Una storia di vita “arenata” è quella che ha raccontato Francesca Petruccioli sul sito folignonline.it e finita anche sulle pagine del Corriere dell’Umbria.
Francesca narra la triste vicenda umana di un senzatetto che ha una tenda come casa.
Quello che segue è il pezzo ripreso dal sito online.
Esce dalla sua “casa” di tela, si aggiusta i capelli e alla richiesta se posso parlare con lui, mi fissa per un attimo e poi dice: «Certamente, come le posso essere utile?». Giovanni, all’anagrafe Giovambattista Rossi, 67 anni, abruzzese ma a Foligno da 9 anni, vive da diversi mesi, in una tenda all’interno del boschetto (proprio vicino all’ospedale San Giovanni Battista) che è stato “la casa” di Manolo, il capriolo.
“Ho studiato al liceo classico – racconta – mentre si aggiusta la felpa logora e si passa la mano sui pantaloni della tuta – ho lavorato come serigrafo, poi ho girato tanto, l’ultimo lavoro a Rimini: stavo in una cooperativa che si occupava di affiggere manifesti ed altri lavoretti. Ma poi sono stato licenziato. E lì che sono cominciati i miei problemi”.
Giovanni è conosciuto alla Caritas, ai servizi sociali, pure dalle forze dell’ordine. I servizi sociali lo hanno aiutato, e lo aiutano, da quando è arrivato a Foligno e ha preso nella Città della Quintana la residenza. Alla Caritas va a mangiare, sia a pranzo che a cena, ma poi, se può, evita di andare nel dormitorio a trascorrere la notte. “Il Comune mi aveva assegnato una casa popolare – dice – ma ad Annifo. E come faccio? Per muovermi ho solo una bicicletta. Sarei isolato”.
“Negli anni passati – dice ancora -facevo qualche lavoretto e così riuscivo a pagarmi anche una stanza. Poi ho dovuto smettere e, quindi, non avendo più reddito, non potevo più pagare nulla. Ed allora ho cominciato ad andare alla Caritas. “Lì sono tutti molto gentili- dice – ma io non mi trovo con gli altri. Così preferisco dormire all’aperto”.

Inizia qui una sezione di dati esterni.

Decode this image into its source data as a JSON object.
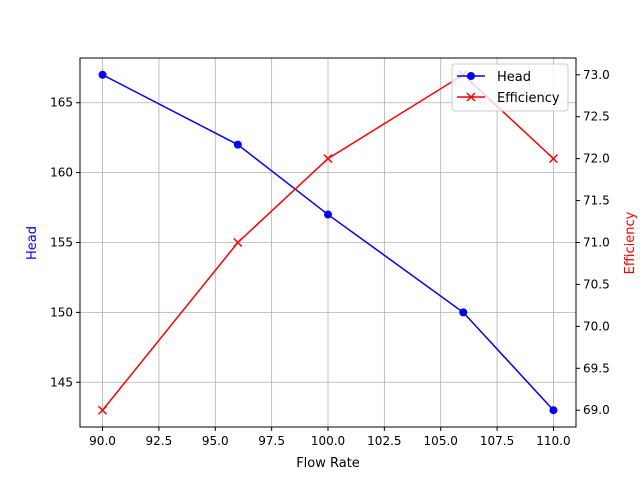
{
  "chart_data": {
    "type": "line",
    "title": "",
    "xlabel": "Flow Rate",
    "ylabel": "Head",
    "ylabel_right": "Efficiency",
    "x": [
      90,
      96,
      100,
      106,
      110
    ],
    "series": [
      {
        "name": "Head",
        "axis": "left",
        "color": "#0000ff",
        "marker": "o",
        "values": [
          167,
          162,
          157,
          150,
          143
        ]
      },
      {
        "name": "Efficiency",
        "axis": "right",
        "color": "#ff0000",
        "marker": "x",
        "values": [
          69,
          71,
          72,
          73,
          72
        ]
      }
    ],
    "xticks": [
      "90.0",
      "92.5",
      "95.0",
      "97.5",
      "100.0",
      "102.5",
      "105.0",
      "107.5",
      "110.0"
    ],
    "yticks_left": [
      "145",
      "150",
      "155",
      "160",
      "165"
    ],
    "yticks_right": [
      "69.0",
      "69.5",
      "70.0",
      "70.5",
      "71.0",
      "71.5",
      "72.0",
      "72.5",
      "73.0"
    ],
    "xlim": [
      89,
      111
    ],
    "ylim_left": [
      141.8,
      168.2
    ],
    "ylim_right": [
      68.8,
      73.2
    ],
    "grid": true,
    "legend_position": "upper right"
  }
}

In mezzo al boschetto, che aveva protetto il capriolo Manolo da sguardi indiscreti, c’è la “casa” di Giovanni: seguendo lo stretto sentiero si arriva davanti a quella che è l’entrata. In quel piccolo spiazzo c’è quella che possiamo definire la sua “zona giorno”: ci sono avanzi di cibo in terra che servono per sfamare i due gatti che vivono con lui, appoggiatu su un sedia ci sono una pietra e una caffettiera. I mobili sono formati tutti da sedie: su una ci sono posate e bicchieri, su un’altra una tavoletta che funge da tavolo e di fronte una sedia per sedersi e consumare i pasti, soprattutto la colazione.
Nello spazio appena dietro, ecco la “zona notte”: c’è una tenda con all’interno un letto con un logoro piumone, accanto un comodino. Fuori, su un filo sono stesi i suoi panni: due paia di jeans, un paio di pantaloni marroni, una maglietta e una cravatta a fiori rossa. A terra uno specchio rotondo, appoggiato sulla rete che delimita la zona.

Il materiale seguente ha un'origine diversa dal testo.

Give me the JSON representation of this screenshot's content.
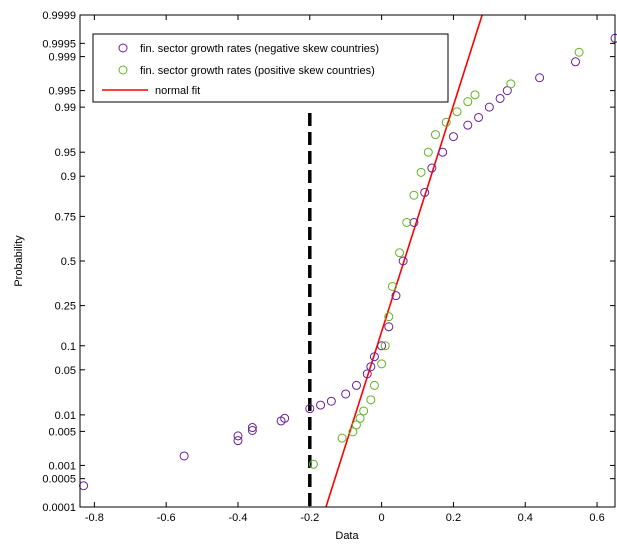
{
  "chart_data": {
    "type": "scatter",
    "subtype": "normal-probability-plot",
    "title": "",
    "xlabel": "Data",
    "ylabel": "Probability",
    "xlim": [
      -0.84,
      0.65
    ],
    "x_ticks": [
      -0.8,
      -0.6,
      -0.4,
      -0.2,
      0,
      0.2,
      0.4,
      0.6
    ],
    "x_tick_labels": [
      "-0.8",
      "-0.6",
      "-0.4",
      "-0.2",
      "0",
      "0.2",
      "0.4",
      "0.6"
    ],
    "y_scale": "normal-probability",
    "ylim": [
      0.0001,
      0.9999
    ],
    "y_ticks": [
      0.0001,
      0.0005,
      0.001,
      0.005,
      0.01,
      0.05,
      0.1,
      0.25,
      0.5,
      0.75,
      0.9,
      0.95,
      0.99,
      0.995,
      0.999,
      0.9995,
      0.9999
    ],
    "y_tick_labels": [
      "0.0001",
      "0.0005",
      "0.001",
      "0.005",
      "0.01",
      "0.05",
      "0.1",
      "0.25",
      "0.5",
      "0.75",
      "0.9",
      "0.95",
      "0.99",
      "0.995",
      "0.999",
      "0.9995",
      "0.9999"
    ],
    "grid": false,
    "legend_position": "top-left",
    "series": [
      {
        "name": "fin. sector growth rates (negative skew countries)",
        "marker": "open-circle",
        "color": "#6a1f9a",
        "points": [
          [
            -0.83,
            0.00034
          ],
          [
            -0.55,
            0.0016
          ],
          [
            -0.4,
            0.0033
          ],
          [
            -0.4,
            0.0041
          ],
          [
            -0.36,
            0.0052
          ],
          [
            -0.36,
            0.0059
          ],
          [
            -0.28,
            0.0078
          ],
          [
            -0.27,
            0.0087
          ],
          [
            -0.2,
            0.0128
          ],
          [
            -0.17,
            0.0147
          ],
          [
            -0.14,
            0.017
          ],
          [
            -0.1,
            0.0222
          ],
          [
            -0.07,
            0.03
          ],
          [
            -0.04,
            0.044
          ],
          [
            -0.03,
            0.055
          ],
          [
            -0.02,
            0.074
          ],
          [
            0.0,
            0.1
          ],
          [
            0.02,
            0.16
          ],
          [
            0.04,
            0.3
          ],
          [
            0.06,
            0.5
          ],
          [
            0.09,
            0.72
          ],
          [
            0.12,
            0.85
          ],
          [
            0.14,
            0.92
          ],
          [
            0.17,
            0.95
          ],
          [
            0.2,
            0.97
          ],
          [
            0.24,
            0.98
          ],
          [
            0.27,
            0.985
          ],
          [
            0.3,
            0.99
          ],
          [
            0.33,
            0.993
          ],
          [
            0.35,
            0.995
          ],
          [
            0.44,
            0.9972
          ],
          [
            0.54,
            0.9987
          ],
          [
            0.65,
            0.99962
          ]
        ]
      },
      {
        "name": "fin. sector growth rates (positive skew countries)",
        "marker": "open-circle",
        "color": "#5fb520",
        "points": [
          [
            -0.19,
            0.00106
          ],
          [
            -0.11,
            0.0037
          ],
          [
            -0.08,
            0.0049
          ],
          [
            -0.07,
            0.0066
          ],
          [
            -0.06,
            0.0087
          ],
          [
            -0.05,
            0.0117
          ],
          [
            -0.03,
            0.0179
          ],
          [
            -0.02,
            0.03
          ],
          [
            0.0,
            0.06
          ],
          [
            0.01,
            0.1
          ],
          [
            0.02,
            0.2
          ],
          [
            0.03,
            0.35
          ],
          [
            0.05,
            0.55
          ],
          [
            0.07,
            0.72
          ],
          [
            0.09,
            0.84
          ],
          [
            0.11,
            0.91
          ],
          [
            0.13,
            0.95
          ],
          [
            0.15,
            0.972
          ],
          [
            0.18,
            0.982
          ],
          [
            0.21,
            0.988
          ],
          [
            0.24,
            0.992
          ],
          [
            0.26,
            0.994
          ],
          [
            0.36,
            0.9963
          ],
          [
            0.55,
            0.9992
          ]
        ]
      }
    ],
    "fit_line": {
      "name": "normal fit",
      "color": "#ff0000",
      "points": [
        [
          -0.155,
          0.0001
        ],
        [
          0.28,
          0.9999
        ]
      ]
    },
    "reference_line": {
      "x": -0.2,
      "style": "dashed",
      "color": "#000000"
    }
  }
}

“A lavarmi – racconta – vado nei bagni dell’ospedale o alla Caritas. Certo, ora con il freddo andrò alla Caritas a dormire. Effettivamente nei giorni passati con quella nebbia, ho sentito tanto freddo”. Spera che presto il Comune gli assegni una casa popolare. “Ma in città – dice – fuori non riuscirei a vivere. Da un paio di mesi ricevo anche una piccola pensione di 400euro e così posso barcamenarmi meglio”.

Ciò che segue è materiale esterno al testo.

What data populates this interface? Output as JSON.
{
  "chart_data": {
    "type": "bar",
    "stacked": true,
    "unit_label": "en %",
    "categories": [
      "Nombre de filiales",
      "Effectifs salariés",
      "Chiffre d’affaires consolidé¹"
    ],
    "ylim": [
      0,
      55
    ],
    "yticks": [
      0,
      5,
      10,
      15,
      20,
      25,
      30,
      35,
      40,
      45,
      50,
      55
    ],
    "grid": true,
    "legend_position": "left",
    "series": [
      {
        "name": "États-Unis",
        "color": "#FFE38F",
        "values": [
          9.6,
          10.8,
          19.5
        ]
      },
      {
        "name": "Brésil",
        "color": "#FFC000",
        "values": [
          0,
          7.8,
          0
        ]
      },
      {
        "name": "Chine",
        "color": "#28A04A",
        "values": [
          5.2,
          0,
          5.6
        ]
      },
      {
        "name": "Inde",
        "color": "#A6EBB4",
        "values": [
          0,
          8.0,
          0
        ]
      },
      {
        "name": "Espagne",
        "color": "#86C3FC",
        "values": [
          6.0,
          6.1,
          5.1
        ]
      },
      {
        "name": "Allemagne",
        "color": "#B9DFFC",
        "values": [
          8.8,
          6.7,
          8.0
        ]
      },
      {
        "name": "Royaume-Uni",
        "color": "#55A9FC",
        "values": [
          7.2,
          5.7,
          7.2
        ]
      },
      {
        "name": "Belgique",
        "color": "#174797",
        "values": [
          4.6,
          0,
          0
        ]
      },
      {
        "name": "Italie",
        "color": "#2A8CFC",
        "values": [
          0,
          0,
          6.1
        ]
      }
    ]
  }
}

Alla domanda se ha una famiglia che lo possa aiutare, Giovanni abbassa gli occhi imbarazzato. “Sono divorziato. Ho quattro figli: due abitano nel Nord Italia e due in Abruzzo. Li sento, ma non spesso”. Poi nasconde le lacrime e continua: “Non sanno che non ho una casa, non sanno come vivo. Mi vergogno troppo”.
Alcuni residenti della zona si sono preoccupati per l’arrivo della stagione fredda: hanno visto, di notte, Giovanni parcheggiare la sua bicicletta verde ai margini del boschetto, proprio a fianco al centro commerciale “Agorà” ed addentrarsi all’interno. E al mattino, intorno alle 10 lasciare quel luogo, riprendersi la bici e incamminarsi verso il centro.